The minister noted that the resignation call by the People’s Democratic Party (PDP) “is nothing but infantile.”
He said the fight against corruption remains a cardinal programme of the incumbent.
“President Muhammadu Buhari, the African Union’s Anti-Corruption Champion, who also has an impeccable reputation globally, remains the driver of the fight and no one, not the least the PDP under whose watch Nigeria was looted dry, can taint his image or reverse the gains
of the fight. Anyone who disagrees that the anti-corruption fight is alive and well is free to dare us.

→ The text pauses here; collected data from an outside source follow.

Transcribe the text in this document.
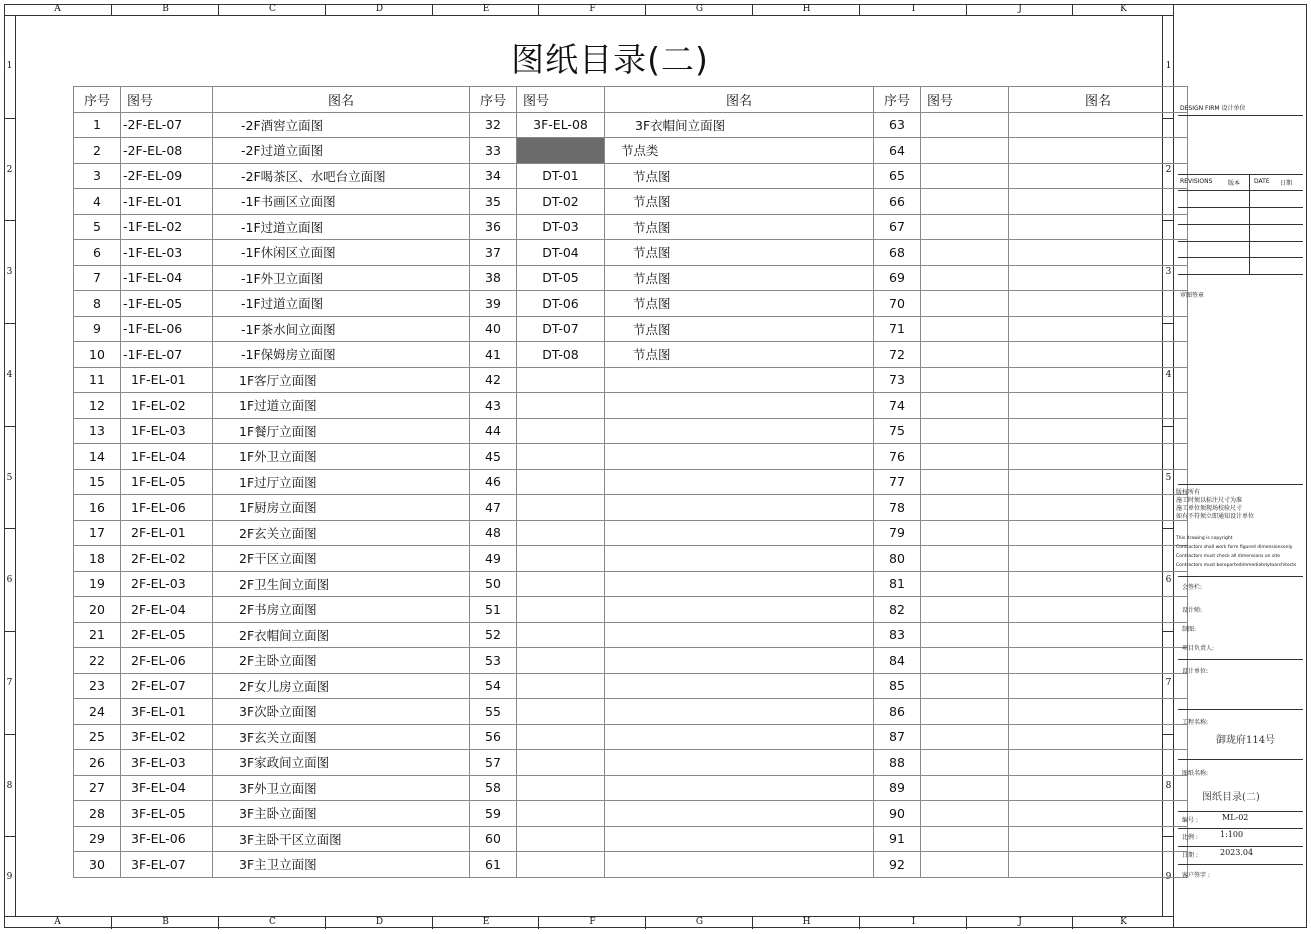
A	B	C	D	E	F	G	H	I	J	K
A	B	C	D	E	F	G	H	I	J	K
1
2
3
4
5
6
7
8
9
1
2
3
4
5
6
7
8
9
图纸目录(二)
序号	图号	图名	序号	图号	图名	序号	图号	图名
1	-2F-EL-07	-2F酒窖立面图	32	3F-EL-08	3F衣帽间立面图	63		
2	-2F-EL-08	-2F过道立面图	33		节点类	64		
3	-2F-EL-09	-2F喝茶区、水吧台立面图	34	DT-01	节点图	65		
4	-1F-EL-01	-1F书画区立面图	35	DT-02	节点图	66		
5	-1F-EL-02	-1F过道立面图	36	DT-03	节点图	67		
6	-1F-EL-03	-1F休闲区立面图	37	DT-04	节点图	68		
7	-1F-EL-04	-1F外卫立面图	38	DT-05	节点图	69		
8	-1F-EL-05	-1F过道立面图	39	DT-06	节点图	70		
9	-1F-EL-06	-1F茶水间立面图	40	DT-07	节点图	71		
10	-1F-EL-07	-1F保姆房立面图	41	DT-08	节点图	72		
11	1F-EL-01	1F客厅立面图	42			73		
12	1F-EL-02	1F过道立面图	43			74		
13	1F-EL-03	1F餐厅立面图	44			75		
14	1F-EL-04	1F外卫立面图	45			76		
15	1F-EL-05	1F过厅立面图	46			77		
16	1F-EL-06	1F厨房立面图	47			78		
17	2F-EL-01	2F玄关立面图	48			79		
18	2F-EL-02	2F干区立面图	49			80		
19	2F-EL-03	2F卫生间立面图	50			81		
20	2F-EL-04	2F书房立面图	51			82		
21	2F-EL-05	2F衣帽间立面图	52			83		
22	2F-EL-06	2F主卧立面图	53			84		
23	2F-EL-07	2F女儿房立面图	54			85		
24	3F-EL-01	3F次卧立面图	55			86		
25	3F-EL-02	3F玄关立面图	56			87		
26	3F-EL-03	3F家政间立面图	57			88		
27	3F-EL-04	3F外卫立面图	58			89		
28	3F-EL-05	3F主卧立面图	59			90		
29	3F-EL-06	3F主卧干区立面图	60			91		
30	3F-EL-07	3F主卫立面图	61			92		
DESIGN FIRM 设计单位
REVISIONS	版本 DATE 日期
审图签章
版权所有
施工时须以标注尺寸为准
施工单位须现场校验尺寸
如有不符须立即通知设计单位
This drawing is copyright
Contractors shall work form figured dimensionsonly
Contractors must check all dimensions on site
Contractors must bereportedimmediatelytoarchitects
会签栏:
设计师:
制图:
项目负责人:
设计单位:
工程名称:
御珑府114号
图纸名称:
图纸目录(二)
编号 :	ML-02
比例 :	1:100
日期 :	2023.04
客户签字 :
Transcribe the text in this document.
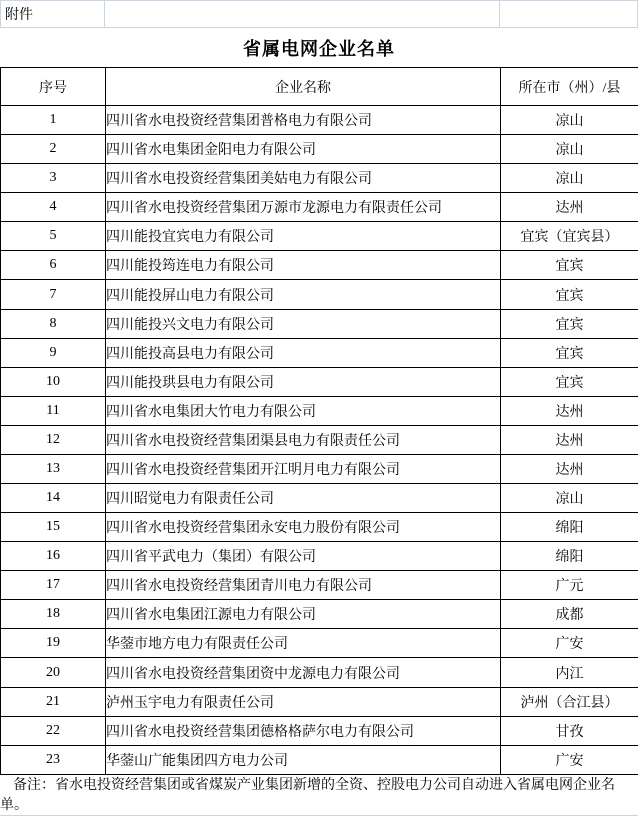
附件
省属电网企业名单
序号	企业名称	所在市（州）/县
1	四川省水电投资经营集团普格电力有限公司	凉山
2	四川省水电集团金阳电力有限公司	凉山
3	四川省水电投资经营集团美姑电力有限公司	凉山
4	四川省水电投资经营集团万源市龙源电力有限责任公司	达州
5	四川能投宜宾电力有限公司	宜宾（宜宾县）
6	四川能投筠连电力有限公司	宜宾
7	四川能投屏山电力有限公司	宜宾
8	四川能投兴文电力有限公司	宜宾
9	四川能投高县电力有限公司	宜宾
10	四川能投珙县电力有限公司	宜宾
11	四川省水电集团大竹电力有限公司	达州
12	四川省水电投资经营集团渠县电力有限责任公司	达州
13	四川省水电投资经营集团开江明月电力有限公司	达州
14	四川昭觉电力有限责任公司	凉山
15	四川省水电投资经营集团永安电力股份有限公司	绵阳
16	四川省平武电力（集团）有限公司	绵阳
17	四川省水电投资经营集团青川电力有限公司	广元
18	四川省水电集团江源电力有限公司	成都
19	华蓥市地方电力有限责任公司	广安
20	四川省水电投资经营集团资中龙源电力有限公司	内江
21	泸州玉宇电力有限责任公司	泸州（合江县）
22	四川省水电投资经营集团德格格萨尔电力有限公司	甘孜
23	华蓥山广能集团四方电力公司	广安
备注：省水电投资经营集团或省煤炭产业集团新增的全资、控股电力公司自动进入省属电网企业名单。
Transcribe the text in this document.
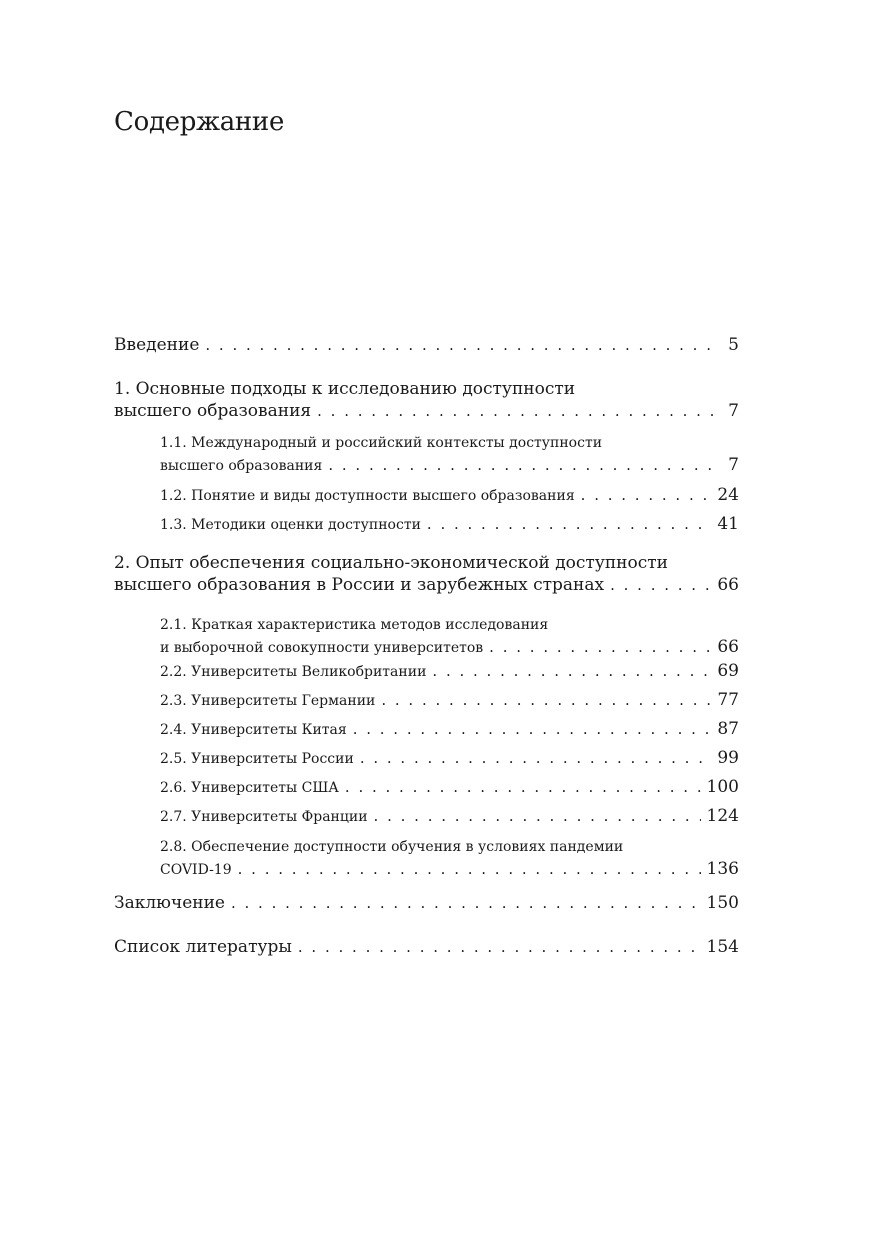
Содержание
Введение . . .	5
1. Основные подходы к исследованию доступности
высшего образования . . .	7
1.1. Международный и российский контексты доступности
высшего образования . . .	7
1.2. Понятие и виды доступности высшего образования . . .	24
1.3. Методики оценки доступности . . .	41
2. Опыт обеспечения социально-экономической доступности
высшего образования в России и зарубежных странах . . .	66
2.1. Краткая характеристика методов исследования
и выборочной совокупности университетов . . .	66
2.2. Университеты Великобритании . . .	69
2.3. Университеты Германии . . .	77
2.4. Университеты Китая . . .	87
2.5. Университеты России . . .	99
2.6. Университеты США . . .	100
2.7. Университеты Франции . . .	124
2.8. Обеспечение доступности обучения в условиях пандемии
COVID-19 . . .	136
Заключение . . .	150
Список литературы . . .	154
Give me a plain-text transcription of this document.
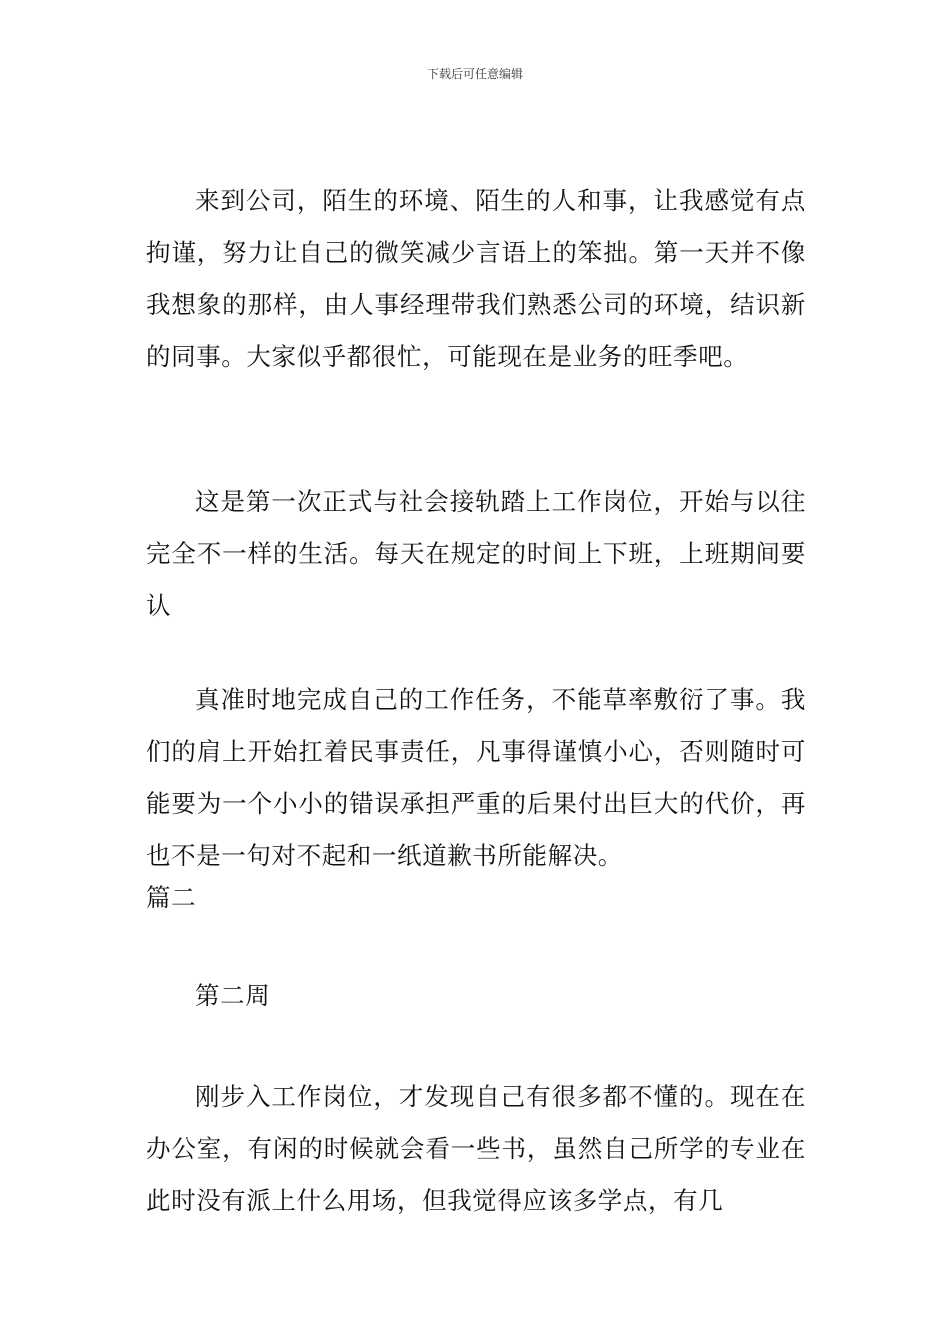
下载后可任意编辑

来到公司，陌生的环境、陌生的人和事，让我感觉有点拘谨，努力让自己的微笑减少言语上的笨拙。第一天并不像我想象的那样，由人事经理带我们熟悉公司的环境，结识新的同事。大家似乎都很忙，可能现在是业务的旺季吧。

这是第一次正式与社会接轨踏上工作岗位，开始与以往完全不一样的生活。每天在规定的时间上下班，上班期间要认

真准时地完成自己的工作任务，不能草率敷衍了事。我们的肩上开始扛着民事责任，凡事得谨慎小心，否则随时可能要为一个小小的错误承担严重的后果付出巨大的代价，再也不是一句对不起和一纸道歉书所能解决。

篇二

第二周

刚步入工作岗位，才发现自己有很多都不懂的。现在在办公室，有闲的时候就会看一些书，虽然自己所学的专业在此时没有派上什么用场，但我觉得应该多学点，有几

“What the revelations of the past few weeks, especially the investigation of the nation’s anti-corruption Czar, have shown is that this Administration is not ready to sweep any allegation of corruption under the carpet; that there is no sacred cow in this fight, and that
– unlike the PDP – we will not cover up for anyone, including the members of our party and government, who faces corruption allegations.
“I wish to state that the allegations of corruption in NDDC, for example, are not new. What is new is the speed and seriousness with which this administration has tackled, and is still tackling, the allegations. Had such attention been paid to the running of the NDDC by previous administrations, the Commission would probably have avoided its present predicament. Is it not a sad irony, then, that those under whose watch the alleged freewheeling spending by the Commission
started are now the ones accusing those who are cleaning up corruption after them?”
Mohammed pointed out that the Buhari government has recorded over 1,400 convictions, including high profile ones, and recovered funds in excess of N800 billion and forfeiture of ill-gotten property.
“We are also putting in place enduring institutional reforms that will deter acts of corruption. Here we are talking about the Treasury Single Account (TSA), the
Whistleblower Policy, the expansion of the coverage of the Integrated Payroll Personnel and Information System as well as the Government Integrated Management Information System and the Open Government Partnership and Transparency Portal on Financial Transactions, among
others.
“Let me also mention the ICPC’s Constituency and Executive Projects Tracking Group, aimed at tracking performance of publicly-funded projects, and the Commission’s escalation of the use of administrative sanctions in the public service by periodically submitting, for sanction, names of public servants who are being prosecuted. There is also the review of the personnel and capital fund expenditure of MDAs.”
Mohammed added that those celebrating the “so-called waning” of the anti-corruption fight are engaging in wishful thinking, and are not looking at the full ramifications of the fight.